Pistachio trees in Inyokern, Calif.

Pistachio trees in Inyokern, Calif.

Photographer: Justin Maxon for Bloomberg Green
Climate Adaptation

A Pistachio Tycoon Picks a Fight With the U.S. Navy

Wonderful Co.’s demand for nuts is straining the water supply in a remote California community of farmers and military types.

John Conaway has lived in and around the town of Ridgecrest since before it was much of a town. In 1967, when he moved his young family to the remote Southern California community, Ridgecrest had been incorporated for only a few years. “It was all dirt roads,” he says. “No stop signs, no nothing.” Mostly, the town was there to support the Naval Air Weapons Station China Lake, an arms-testing base built nearby during World War II. The military contractor Grumman, which employed Conaway as an engineer, had given him a bonus to relocate from New York. Like many of his colleagues and their families, he and his lived on base.
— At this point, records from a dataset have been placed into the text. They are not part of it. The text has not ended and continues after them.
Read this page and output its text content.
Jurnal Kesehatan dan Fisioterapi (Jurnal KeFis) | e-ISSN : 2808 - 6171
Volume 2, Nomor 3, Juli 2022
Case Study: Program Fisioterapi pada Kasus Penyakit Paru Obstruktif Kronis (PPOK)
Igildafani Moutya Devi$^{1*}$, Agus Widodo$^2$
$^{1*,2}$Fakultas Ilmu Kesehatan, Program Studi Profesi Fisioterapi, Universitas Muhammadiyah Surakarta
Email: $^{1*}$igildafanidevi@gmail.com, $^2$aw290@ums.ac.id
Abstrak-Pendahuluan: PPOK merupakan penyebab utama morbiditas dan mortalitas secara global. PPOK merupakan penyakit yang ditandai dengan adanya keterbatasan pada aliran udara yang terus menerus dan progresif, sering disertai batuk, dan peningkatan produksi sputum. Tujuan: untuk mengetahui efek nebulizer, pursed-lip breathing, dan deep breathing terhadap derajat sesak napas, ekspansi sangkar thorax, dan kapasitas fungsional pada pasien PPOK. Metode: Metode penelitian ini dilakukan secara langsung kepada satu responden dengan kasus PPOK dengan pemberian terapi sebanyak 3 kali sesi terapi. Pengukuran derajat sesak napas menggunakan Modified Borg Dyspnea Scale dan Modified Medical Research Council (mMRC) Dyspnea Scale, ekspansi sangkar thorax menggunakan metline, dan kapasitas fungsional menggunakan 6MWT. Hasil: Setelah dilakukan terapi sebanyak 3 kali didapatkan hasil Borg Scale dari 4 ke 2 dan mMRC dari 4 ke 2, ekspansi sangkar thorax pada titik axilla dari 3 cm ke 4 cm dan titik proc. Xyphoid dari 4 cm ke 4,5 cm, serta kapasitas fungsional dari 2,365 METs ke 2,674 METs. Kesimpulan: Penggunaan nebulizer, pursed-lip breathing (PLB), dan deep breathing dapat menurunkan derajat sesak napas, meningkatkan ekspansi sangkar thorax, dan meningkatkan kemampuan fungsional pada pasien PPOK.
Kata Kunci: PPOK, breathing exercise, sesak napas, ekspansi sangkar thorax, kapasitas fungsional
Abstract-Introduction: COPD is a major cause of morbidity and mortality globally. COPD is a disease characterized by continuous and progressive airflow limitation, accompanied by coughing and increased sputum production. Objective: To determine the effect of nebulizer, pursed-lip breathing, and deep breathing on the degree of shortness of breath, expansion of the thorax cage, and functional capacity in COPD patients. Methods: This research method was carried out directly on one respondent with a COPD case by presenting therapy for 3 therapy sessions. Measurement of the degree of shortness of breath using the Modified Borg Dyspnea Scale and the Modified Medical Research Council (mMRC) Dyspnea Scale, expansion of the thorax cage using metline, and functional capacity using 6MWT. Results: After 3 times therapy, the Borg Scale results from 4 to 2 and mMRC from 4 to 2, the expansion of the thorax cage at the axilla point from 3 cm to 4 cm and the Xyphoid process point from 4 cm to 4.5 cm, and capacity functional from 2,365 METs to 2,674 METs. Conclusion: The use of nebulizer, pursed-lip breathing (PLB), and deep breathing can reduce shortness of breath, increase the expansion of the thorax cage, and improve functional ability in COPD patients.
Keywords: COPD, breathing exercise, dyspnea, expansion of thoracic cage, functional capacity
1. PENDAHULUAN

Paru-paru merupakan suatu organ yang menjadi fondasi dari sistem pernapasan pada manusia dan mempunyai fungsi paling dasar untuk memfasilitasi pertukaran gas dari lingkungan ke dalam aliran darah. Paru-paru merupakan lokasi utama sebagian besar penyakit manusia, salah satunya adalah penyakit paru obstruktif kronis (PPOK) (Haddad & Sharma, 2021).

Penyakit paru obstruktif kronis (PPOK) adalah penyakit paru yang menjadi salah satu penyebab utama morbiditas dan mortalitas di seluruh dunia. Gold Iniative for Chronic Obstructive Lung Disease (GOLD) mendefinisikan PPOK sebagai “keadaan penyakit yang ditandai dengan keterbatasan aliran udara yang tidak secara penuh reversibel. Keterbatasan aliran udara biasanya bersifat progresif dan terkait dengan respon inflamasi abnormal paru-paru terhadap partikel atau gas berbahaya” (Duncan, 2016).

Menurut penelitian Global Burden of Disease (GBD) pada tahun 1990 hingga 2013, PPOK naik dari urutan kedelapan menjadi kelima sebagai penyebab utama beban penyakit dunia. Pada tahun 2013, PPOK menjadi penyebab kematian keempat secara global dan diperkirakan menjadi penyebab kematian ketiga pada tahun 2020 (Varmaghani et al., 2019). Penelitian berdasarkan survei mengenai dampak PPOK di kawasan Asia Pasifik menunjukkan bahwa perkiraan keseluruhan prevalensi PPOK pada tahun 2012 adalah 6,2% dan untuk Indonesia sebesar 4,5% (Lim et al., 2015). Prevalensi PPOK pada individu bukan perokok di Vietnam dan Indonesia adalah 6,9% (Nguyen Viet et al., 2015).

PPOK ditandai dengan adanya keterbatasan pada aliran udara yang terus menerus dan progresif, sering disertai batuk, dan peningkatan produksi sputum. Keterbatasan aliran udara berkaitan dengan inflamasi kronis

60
A handful of years later, the Navy decided China Lake contractors would have to find their own housing. The Conaways bought 4 acres and built a house in the adjacent town of Inyokern, which like Ridgecrest is nestled in the Indian Wells Valley, a roughly 11,000-square-mile stretch of desert in the eastern Sierra Nevada about three hours north of Los Angeles. When Conaway learned there were tax incentives for farmers, he started planting. By the early 1980s he’d settled on pistachios as his crop of choice.